Der Ton in unserer Gesellschaft wird schärfer, die Bereitschaft zu Gewalt offenbar geringer. Zudem scheint es, als müssten wir uns zwischen einem freien und liberalen Europa und einem Europa der Vaterländer entscheiden. Und wenn wir uns für eine vielfältige und tolerante Gesellschaft entscheiden, müssen wir sie offenbar verteidigen gegen diejenigen, die so viele Werte ablehnen, die dieses Europa sich in den letzten Jahrzehnten mühsam erkämpft hat.


Wir leben in einer Gesellschaft, die uns Freiheiten lässt wie nie zuvor in der Geschichte. Minderheiten werden geschützt, auch wenn einige aus einer konservativen und rechten Bubble das wohl als Bedrohung empfinden. Dieses Europa könnte sich auf den Weg in eine moderne, globalisierte Zukunft machen, in der der einzelne Mensch und nicht seine Herkunft zählt.


Noch dazu stehen wir mit dem Klimawandel und einer von Standorten losgelösten Wirtschaft vor Herausforderungen, die uns alle als Weltbürger, als Menschen betreffen.

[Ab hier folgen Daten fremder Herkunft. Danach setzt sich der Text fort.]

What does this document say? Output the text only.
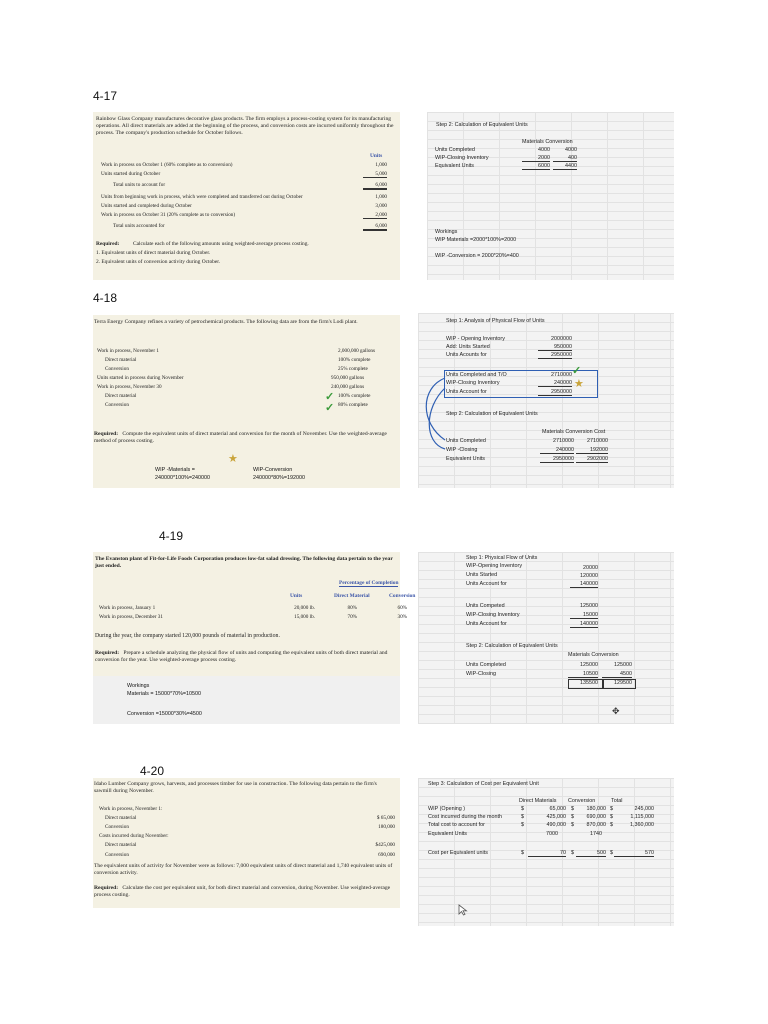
4-17
Rainbow Glass Company manufactures decorative glass products. The firm employs a process-costing system for its manufacturing operations. All direct materials are added at the beginning of the process, and conversion costs are incurred uniformly throughout the process. The company's production schedule for October follows.
Units
Work in process on October 1 (60% complete as to conversion)	1,000
Units started during October	5,000
Total units to account for	6,000
Units from beginning work in process, which were completed and transferred out during October	1,000
Units started and completed during October	3,000
Work in process on October 31 (20% complete as to conversion)	2,000
Total units accounted for	6,000
Required:	Calculate each of the following amounts using weighted-average process costing.
1. Equivalent units of direct material during October.
2. Equivalent units of conversion activity during October.
Step 2: Calculation of Equivalent Units
Materials Conversion
Units Completed	4000	4000
WIP-Closing Inventory	2000	400
Equivalent Units	6000	4400
Workings
WIP Materials =2000*100%=2000
WIP -Conversion = 2000*20%=400
4-18
Terra Energy Company refines a variety of petrochemical products. The following data are from the firm's Lodi plant.
Work in process, November 1	2,000,000 gallons
Direct material	100% complete
Conversion	25% complete
Units started in process during November	950,000 gallons
Work in process, November 30	240,000 gallons
Direct material	100% complete
Conversion	80% complete
✓
✓
Required: Compute the equivalent units of direct material and conversion for the month of November. Use the weighted-average method of process costing.
★
WIP -Materials =
240000*100%=240000
WIP-Conversion
240000*80%=192000
Step 1: Analysis of Physical Flow of Units
WIP - Opening Inventory	2000000
Add: Units Started	950000
Units Acounts for	2950000
Units Completed and T/O	2710000
WIP-Closing Inventory	240000
Units Account for	2950000
✓
★
Step 2: Calculation of Equivalent Units
Materials Conversion Cost
Units Completed	2710000	2710000
WIP -Closing	240000	192000
Equivalent Units	2950000	2902000
4-19
The Evanston plant of Fit-for-Life Foods Corporation produces low-fat salad dressing. The following data pertain to the year just ended.
Percentage of Completion
Units	Direct Material	Conversion
Work in process, January 1	20,000 lb.	80%	60%
Work in process, December 31	15,000 lb.	70%	30%
During the year, the company started 120,000 pounds of material in production.
Required: Prepare a schedule analyzing the physical flow of units and computing the equivalent units of both direct material and conversion for the year. Use weighted-average process costing.
Workings
Materials = 15000*70%=10500
Conversion =15000*30%=4500
Step 1: Physical Flow of Units
WIP-Opening Inventory	20000
Units Started	120000
Units Account for	140000
Units Competed	125000
WIP-Closing Inventory	15000
Units Account for	140000
Step 2: Calculation of Equivalent Units
Materials Conversion
Units Completed	125000	125000
WIP-Closing	10500	4500
135500	129500
✥
4-20
Idaho Lumber Company grows, harvests, and processes timber for use in construction. The following data pertain to the firm's sawmill during November.
Work in process, November 1:
Direct material	$ 65,000
Conversion	180,000
Costs incurred during November:
Direct material	$425,000
Conversion	690,000
The equivalent units of activity for November were as follows: 7,000 equivalent units of direct material and 1,740 equivalent units of conversion activity.
Required: Calculate the cost per equivalent unit, for both direct material and conversion, during November. Use weighted-average process costing.
Step 3: Calculation of Cost per Equivalent Unit
Direct Materials Conversion	Total
WIP (Opening )	$	65,000 $	180,000 $	245,000
Cost incurred during the month	$	425,000 $	690,000 $	1,115,000
Total cost to account for	$	490,000 $	870,000 $	1,360,000
Equivalent Units	7000	1740
Cost per Equivalent units	$	70 $	500 $	570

Warum also pochen so viele immer noch auf Nationalismus, auf eine Welt von gestern, die im Grunde jetzt schon vollkommen überholt ist? Warum ist jemand stolz darauf, Populist zu sein?


Vielleicht bin ich ja zu naiv, vielleicht zu linksgrünversifft, vielleicht zu christlich geprägt, so dass ich alle Menschen als Kinder Gottes und uns als eine Einheit sehe. Aber mir fehlt jegliches Verständnis für die Weltanschauungen der Rechten und Rechtsextremen. Mir ist es egal, ob mein Gegenüber deutsch ist oder was auch immer, viel wichtiger ist mir, das er mein Nachbar, mein Kollege, mein Freund ist. Wenn ich mit jemandem reden, lachen, vielleicht sogar weinen kann, dann ist doch alles andere egal. Lasst uns doch einfach nur Menschen sein.